Boris Johnson’s election victory has been the political equivalent of Dyno-Rod, unblocking the drains of Westminster, I say in the Sun this morning. The return of majority government has led to not only Brexit sailing through parliament but being vital to the restoration of power-sharing in Northern Ireland.
Moving forward offers a chance to bring the country back together. As Boris Johnson’s great hero Winston Churchill used to say, ‘in victory, magnanimity’. At Prime Minister’s Questions this week, he took a much less confrontational style than usual. With everyone apart from the Labour and Scottish National Party leaders, he went out of his way to be generous and not to try and score party political points.

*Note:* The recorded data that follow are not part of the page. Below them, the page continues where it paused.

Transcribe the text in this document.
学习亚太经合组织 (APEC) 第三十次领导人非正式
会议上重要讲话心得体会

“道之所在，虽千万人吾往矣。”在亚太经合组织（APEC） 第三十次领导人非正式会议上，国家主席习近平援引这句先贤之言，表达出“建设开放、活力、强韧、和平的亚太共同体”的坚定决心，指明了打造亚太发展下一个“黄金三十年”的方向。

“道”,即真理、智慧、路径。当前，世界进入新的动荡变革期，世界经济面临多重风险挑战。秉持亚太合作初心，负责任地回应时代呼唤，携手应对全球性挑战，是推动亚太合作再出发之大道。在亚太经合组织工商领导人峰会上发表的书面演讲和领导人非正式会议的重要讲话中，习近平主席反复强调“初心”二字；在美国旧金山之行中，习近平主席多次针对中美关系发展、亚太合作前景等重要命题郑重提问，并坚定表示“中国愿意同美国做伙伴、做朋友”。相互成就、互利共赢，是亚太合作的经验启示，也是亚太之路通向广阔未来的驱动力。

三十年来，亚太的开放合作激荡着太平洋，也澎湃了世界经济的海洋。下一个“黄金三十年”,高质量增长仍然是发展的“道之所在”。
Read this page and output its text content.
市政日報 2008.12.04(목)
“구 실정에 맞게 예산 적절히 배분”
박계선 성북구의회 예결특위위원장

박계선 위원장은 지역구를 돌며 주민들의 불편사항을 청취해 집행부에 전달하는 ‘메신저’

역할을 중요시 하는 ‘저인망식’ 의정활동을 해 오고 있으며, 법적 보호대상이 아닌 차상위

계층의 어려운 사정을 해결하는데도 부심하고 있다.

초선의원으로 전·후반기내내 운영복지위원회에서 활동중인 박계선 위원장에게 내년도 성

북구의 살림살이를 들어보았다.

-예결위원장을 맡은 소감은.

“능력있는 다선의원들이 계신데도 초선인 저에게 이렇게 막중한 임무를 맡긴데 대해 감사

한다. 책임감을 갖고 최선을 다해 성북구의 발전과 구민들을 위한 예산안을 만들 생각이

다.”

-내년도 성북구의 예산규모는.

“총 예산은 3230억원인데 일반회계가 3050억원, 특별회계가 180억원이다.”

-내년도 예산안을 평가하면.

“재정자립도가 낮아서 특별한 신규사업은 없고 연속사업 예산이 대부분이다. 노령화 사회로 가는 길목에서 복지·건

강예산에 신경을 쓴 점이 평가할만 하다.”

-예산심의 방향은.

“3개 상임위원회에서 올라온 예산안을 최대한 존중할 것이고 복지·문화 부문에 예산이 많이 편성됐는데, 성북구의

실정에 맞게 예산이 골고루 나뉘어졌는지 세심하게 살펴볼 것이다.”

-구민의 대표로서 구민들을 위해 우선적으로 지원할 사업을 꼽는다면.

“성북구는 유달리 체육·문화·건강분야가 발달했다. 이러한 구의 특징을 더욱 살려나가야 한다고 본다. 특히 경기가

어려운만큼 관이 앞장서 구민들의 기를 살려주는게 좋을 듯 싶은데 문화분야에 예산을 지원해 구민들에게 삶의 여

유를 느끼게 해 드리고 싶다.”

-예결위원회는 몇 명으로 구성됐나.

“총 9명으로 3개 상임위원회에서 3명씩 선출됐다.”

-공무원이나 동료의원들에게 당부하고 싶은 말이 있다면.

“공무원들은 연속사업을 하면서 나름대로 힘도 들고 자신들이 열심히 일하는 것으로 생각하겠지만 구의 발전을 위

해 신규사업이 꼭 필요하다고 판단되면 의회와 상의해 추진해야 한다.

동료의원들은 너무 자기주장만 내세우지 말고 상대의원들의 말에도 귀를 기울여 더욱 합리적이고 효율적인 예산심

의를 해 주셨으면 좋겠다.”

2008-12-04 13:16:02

Boris Johnson wants to occupy the common ground of British politics. His approach to Brexit night on January 31st reflects that. Rather than being out with Nigel Farage and co in Parliament Square, he’ll address the nation on this momentous moment from Downing Street. I’m told that the message will be upbeat but also try and reach out and reassure those who voted Remain.
It would be tempting for Boris Johnson to join in some full New Year’s Eve-style celebration, and there are undoubtedly Leave voters who would love him to do just that. But the danger is that this might alienate those who voted Remain but have now reconciled themselves to the result and want to help the country pull together.
What is key is that in the coming weeks the government shows that it knows what it wants to do to improve voters’ lives. Boris Johnson needs to put meat on the bones of his plan to ‘level-up’ infrastructure and opportunity across the country. He must show that he knows not only how to keep the economy growing but how to get it out of the 2nd gear that it—along with most of the rest of the Western world—has been stuck in since the financial crisis of 2008.